Fun Bugs I've Fixed #1: Odd Clusters

I once worked on a highly distributed system, written in Python, to handle telemetry data reported back from thousands of network sensors. This was before the days of ready-made firehose systems like Kafka or Storm, so this thing was built in-house and we had pulled all the stops and used all the tricks to get it running as bleeding fast as possible. It sat there chugging along, processing anonymized reporting data and aggregated it for a clustering system downstream.

Now, it was running somewhat smoothly for months after initial deployment. As data came in, clusters started forming in the downstream system – as it should… But something wasn’t quite right. The clusters were too regular, the dimensions aligned too well, the efficacy of the final output was terrible.

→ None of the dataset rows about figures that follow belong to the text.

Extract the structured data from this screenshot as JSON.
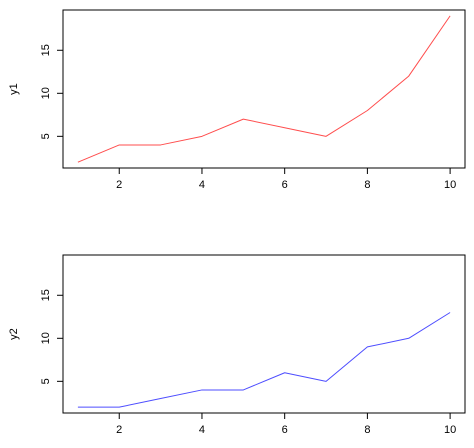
{
  "chart_data": [
    {
      "type": "line",
      "ylabel": "y1",
      "x": [
        1,
        2,
        3,
        4,
        5,
        6,
        7,
        8,
        9,
        10
      ],
      "series": [
        {
          "values": [
            2,
            4,
            4,
            5,
            7,
            6,
            5,
            8,
            12,
            19
          ],
          "color": "#ff4d4d"
        }
      ],
      "xlim": [
        0.64,
        10.36
      ],
      "ylim": [
        1.32,
        19.68
      ],
      "xticks": [
        2,
        4,
        6,
        8,
        10
      ],
      "yticks": [
        5,
        10,
        15
      ],
      "grid": false
    },
    {
      "type": "line",
      "ylabel": "y2",
      "x": [
        1,
        2,
        3,
        4,
        5,
        6,
        7,
        8,
        9,
        10
      ],
      "series": [
        {
          "values": [
            2,
            2,
            3,
            4,
            4,
            6,
            5,
            9,
            10,
            13
          ],
          "color": "#4d4dff"
        }
      ],
      "xlim": [
        0.64,
        10.36
      ],
      "ylim": [
        1.32,
        19.68
      ],
      "xticks": [
        2,
        4,
        6,
        8,
        10
      ],
      "yticks": [
        5,
        10,
        15
      ],
      "grid": false
    }
  ]
}
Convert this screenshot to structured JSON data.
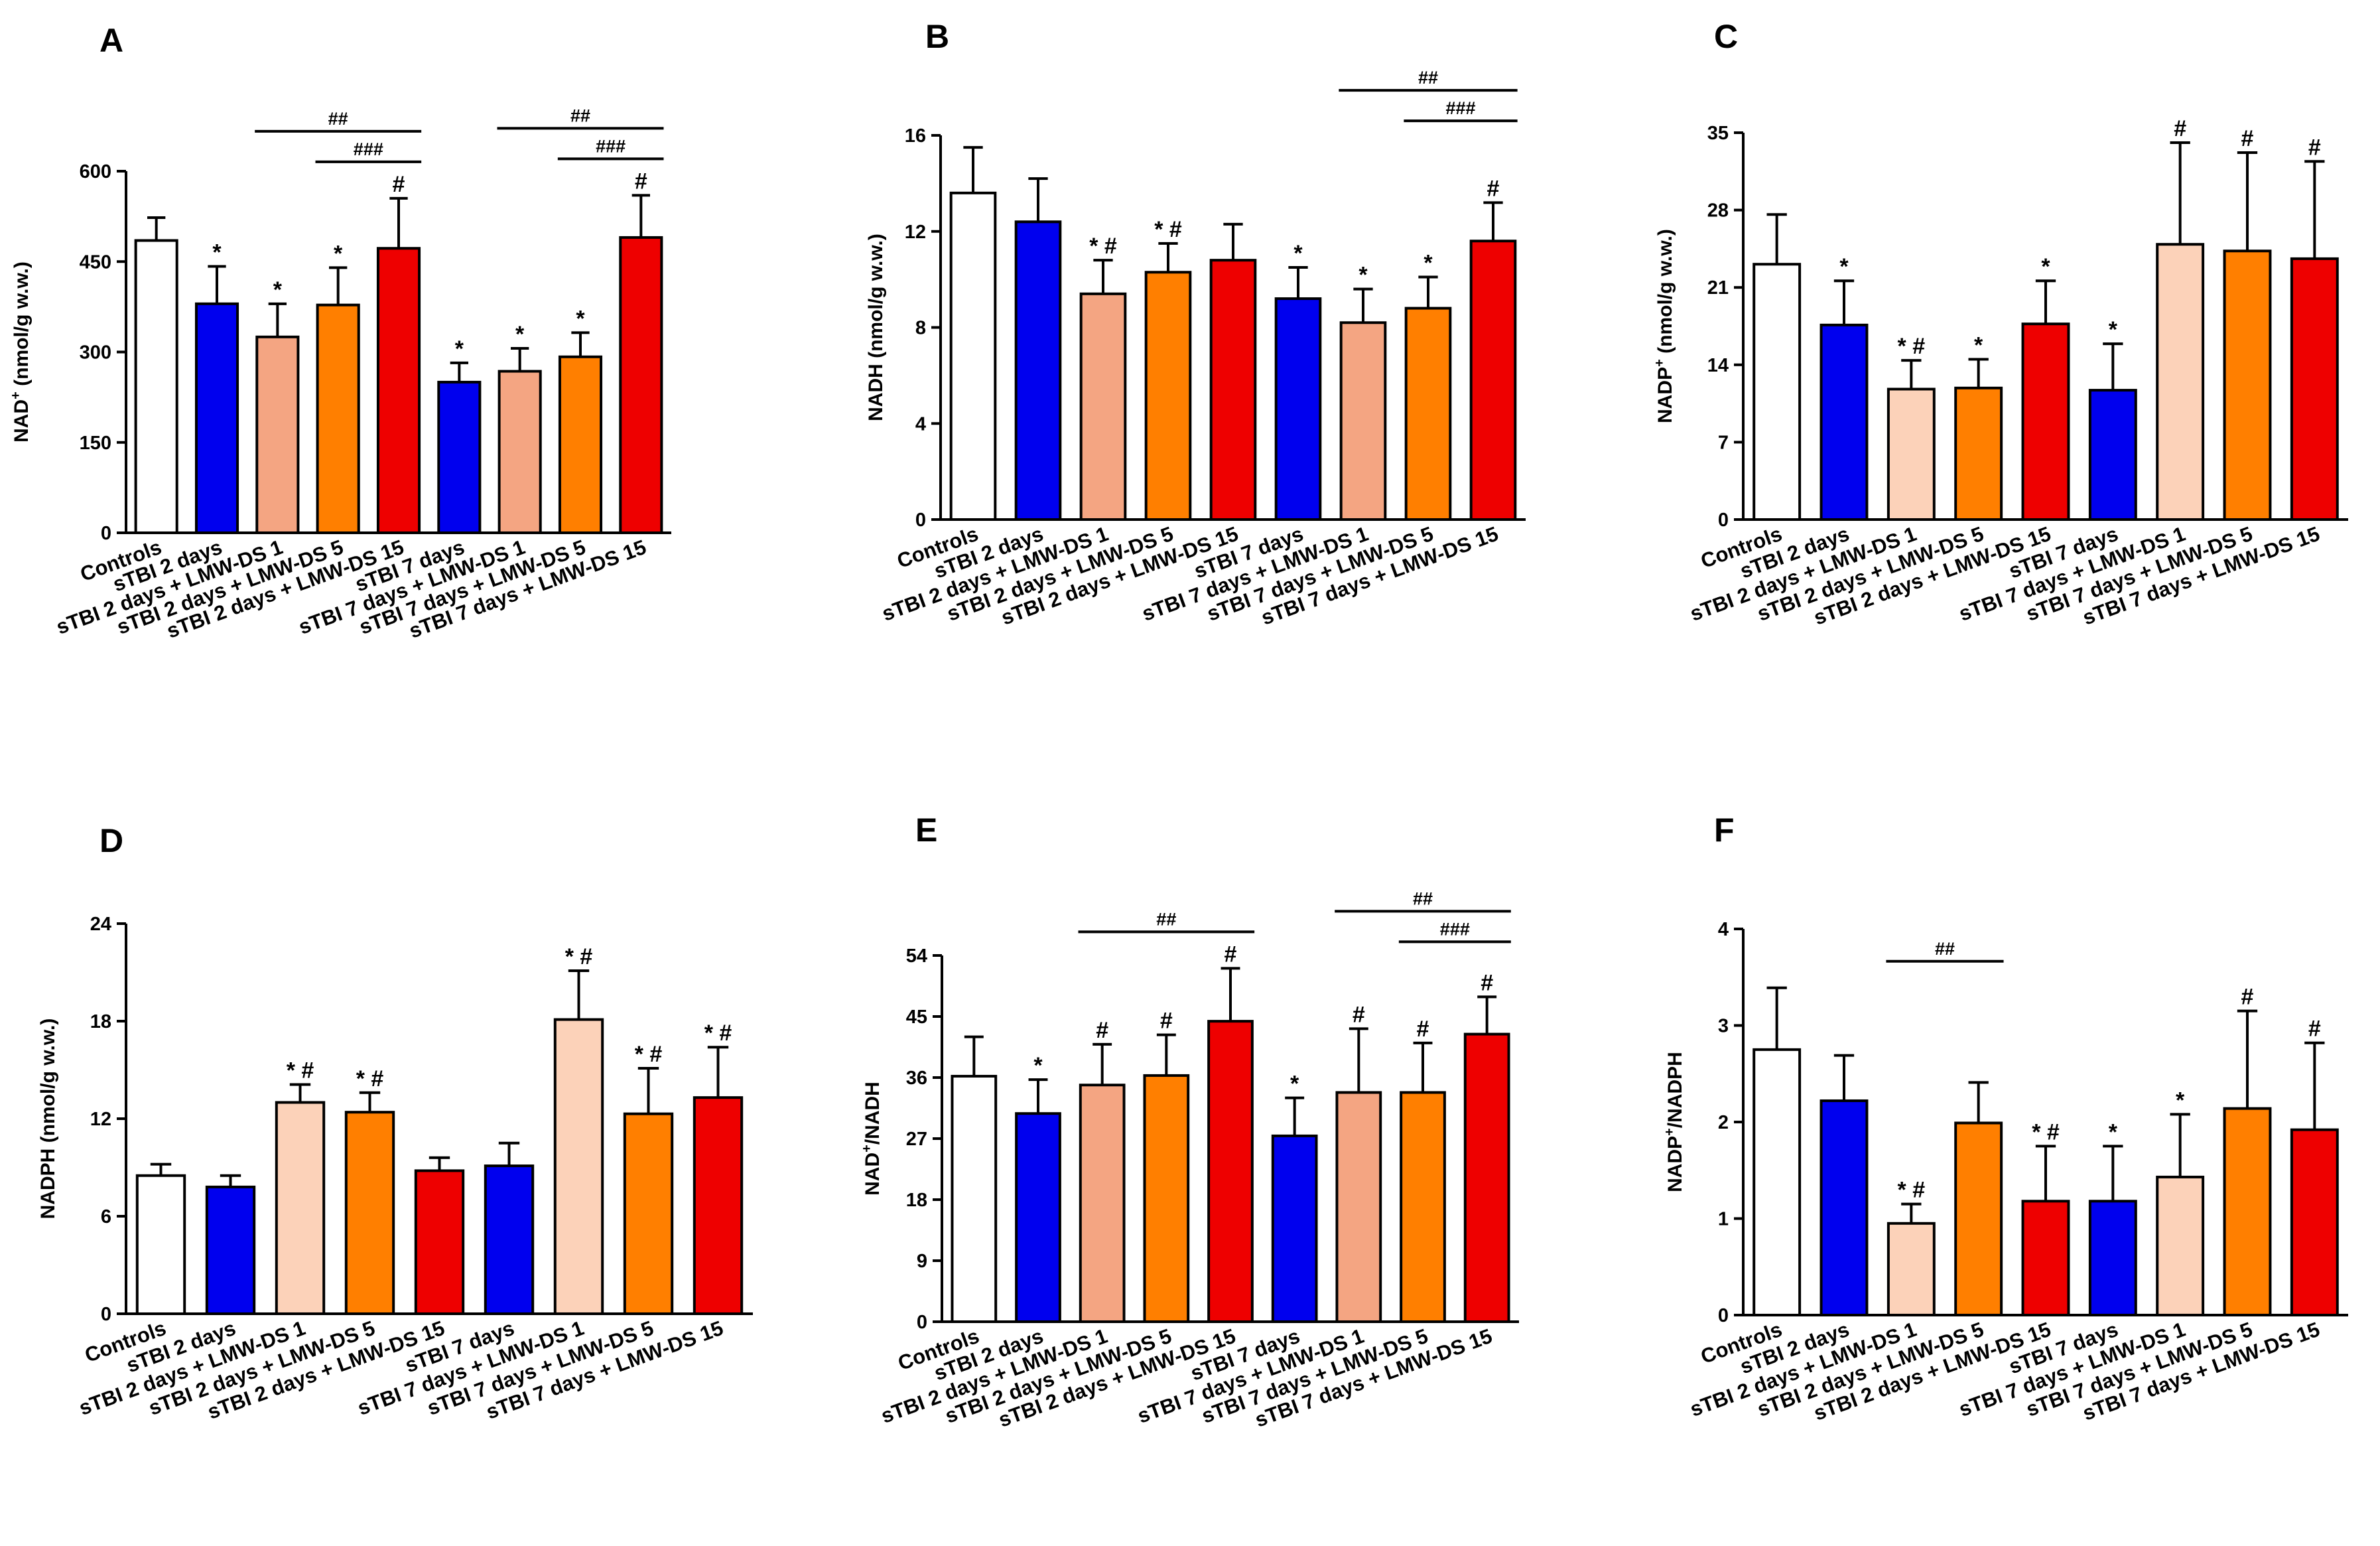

It was a few more weeks of intense auditing the code, and the data, and the output, before I finally figured it out. To my shock and horror, there was a little gem in the code like this:

def process_data(packet, processing_dict={}):
    for field in FIELDS:
        if packet.has_field(field):
            processing_dict[field] = packet.decode(field)
    handle_data(processing_dict)

A text-book gotcha in Python – never use a mutable as a kwargs default! Most of time everything was fine because our telemetry packets had all the fields. But in the 10% of cases when a field was missing, we defaulted to the previous value. That’s why all of the clusters kind of looked correct, but not really.

So the old adage still holds: “Make it work, make it correct, make it fast, …” We had just left out a step.

Written on Mar 17, 2015 about Python and Bugs.